In a remarkable fusion of robotics and machine learning, a small robot equipped with an Arduino Uno took center stage as it autonomously navigated a racetrack. The project, undertaken by an innovative creator, involved manually training the robot on simpler tracks before challenging it on a larger, more complex one. The entire journey from building the robot and designing the racetrack to data collection and processing culminated in an exhilarating final race.
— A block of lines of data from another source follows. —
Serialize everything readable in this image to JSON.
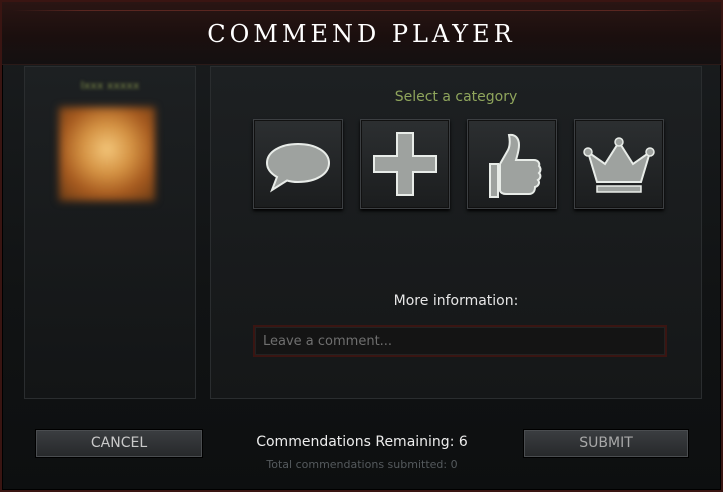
{
  "title": "COMMEND PLAYER",
  "player": {
    "name": "Ixxx xxxxx"
  },
  "categories": {
    "prompt": "Select a category",
    "items": [
      {
        "icon": "speech-bubble-icon"
      },
      {
        "icon": "plus-icon"
      },
      {
        "icon": "thumbs-up-icon"
      },
      {
        "icon": "crown-icon"
      }
    ]
  },
  "more_info": {
    "label": "More information:",
    "placeholder": "Leave a comment...",
    "value": ""
  },
  "buttons": {
    "cancel": "CANCEL",
    "submit": "SUBMIT"
  },
  "status": {
    "remaining": "Commendations Remaining: 6",
    "total": "Total commendations submitted: 0"
  },
  "colors": {
    "accent_green": "#8fa55c",
    "frame_red": "#3a1512",
    "icon_gray": "#9ea29f"
  }
}
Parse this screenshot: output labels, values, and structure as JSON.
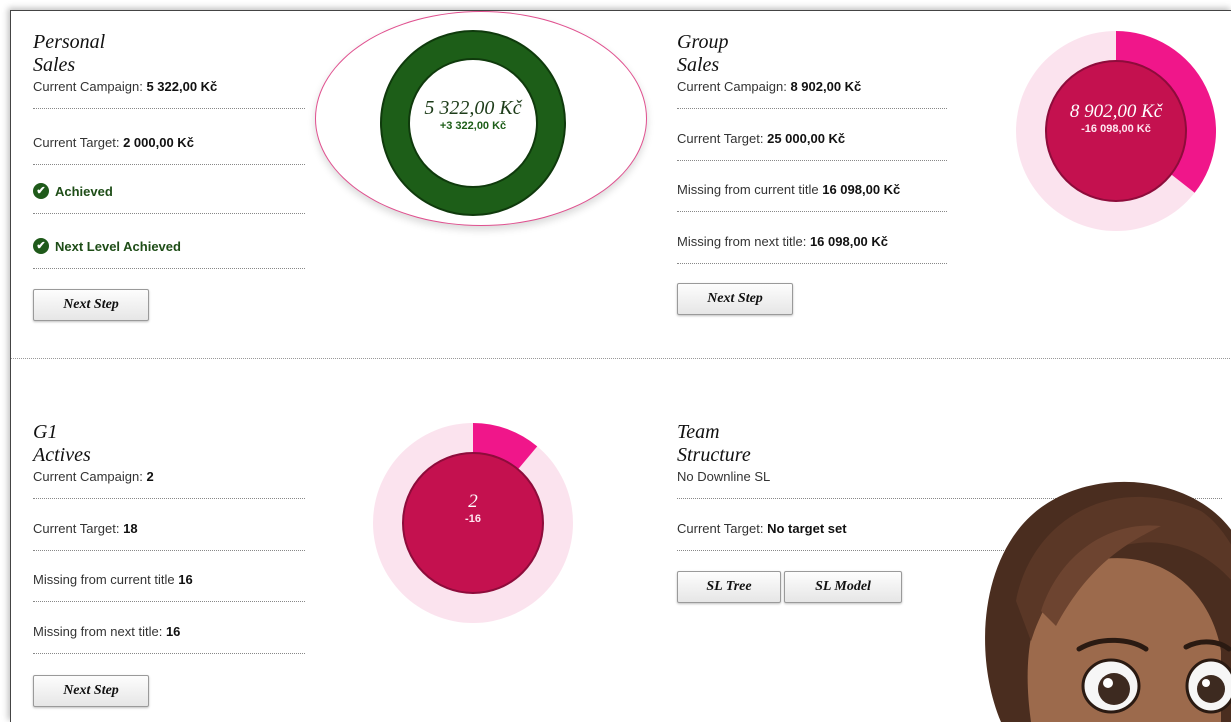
{
  "personal_sales": {
    "title": "Personal Sales",
    "current_campaign_label": "Current Campaign:",
    "current_campaign_value": "5 322,00 Kč",
    "current_target_label": "Current Target:",
    "current_target_value": "2 000,00 Kč",
    "achieved": "Achieved",
    "next_level_achieved": "Next Level Achieved",
    "next_step": "Next Step",
    "donut_main": "5 322,00 Kč",
    "donut_sub": "+3 322,00 Kč",
    "donut_color": "#1d5e18",
    "progress": 1.0
  },
  "group_sales": {
    "title": "Group Sales",
    "current_campaign_label": "Current Campaign:",
    "current_campaign_value": "8 902,00 Kč",
    "current_target_label": "Current Target:",
    "current_target_value": "25 000,00 Kč",
    "missing_current_label": "Missing from current title",
    "missing_current_value": "16 098,00 Kč",
    "missing_next_label": "Missing from next title:",
    "missing_next_value": "16 098,00 Kč",
    "next_step": "Next Step",
    "donut_main": "8 902,00 Kč",
    "donut_sub": "-16 098,00 Kč",
    "progress": 0.356
  },
  "g1_actives": {
    "title": "G1 Actives",
    "current_campaign_label": "Current Campaign:",
    "current_campaign_value": "2",
    "current_target_label": "Current Target:",
    "current_target_value": "18",
    "missing_current_label": "Missing from current title",
    "missing_current_value": "16",
    "missing_next_label": "Missing from next title:",
    "missing_next_value": "16",
    "next_step": "Next Step",
    "donut_main": "2",
    "donut_sub": "-16",
    "progress": 0.111
  },
  "team_structure": {
    "title": "Team Structure",
    "no_downline": "No Downline SL",
    "current_target_label": "Current Target:",
    "current_target_value": "No target set",
    "sl_tree": "SL Tree",
    "sl_model": "SL Model"
  },
  "colors": {
    "accent_pink": "#e8137f",
    "donut_magenta": "#c4114f",
    "donut_light": "#fbe3ee",
    "achieved_green": "#1d5e18"
  }
}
The robot's construction benefited from the Open Robotic Platform (ORP) concept, allowing for easy integration of various components like motors, a breadboard, and an SD card holder. Notably, the wheels were enhanced with TPU tires to improve traction and eliminate floor scratching. The racetrack itself posed a unique challenge, initially conceived with walls and books but later improvised with cardboard boxes, demonstrating adaptability and resourcefulness.
Crucial to the project was data collection, made possible through the addition of a Bluetooth module and an SD card. The creator manually controlled the robot while collecting LIDAR measurements and control labels, amassing valuable data for training. The subsequent machine learning phase involved feature selection, classification, and training, with random forests emerging as the best-performing algorithm, achieving an accuracy rate of approximately 70%.
Perhaps the most astonishing aspect of this project was the robot's ability to autonomously navigate the racetrack with just an Arduino Uno, showcasing the power of machine learning in a compact package. As the robot zipped around the course at impressive speeds, even surpassing manual control capabilities, it became evident that this project was indeed one of a kind.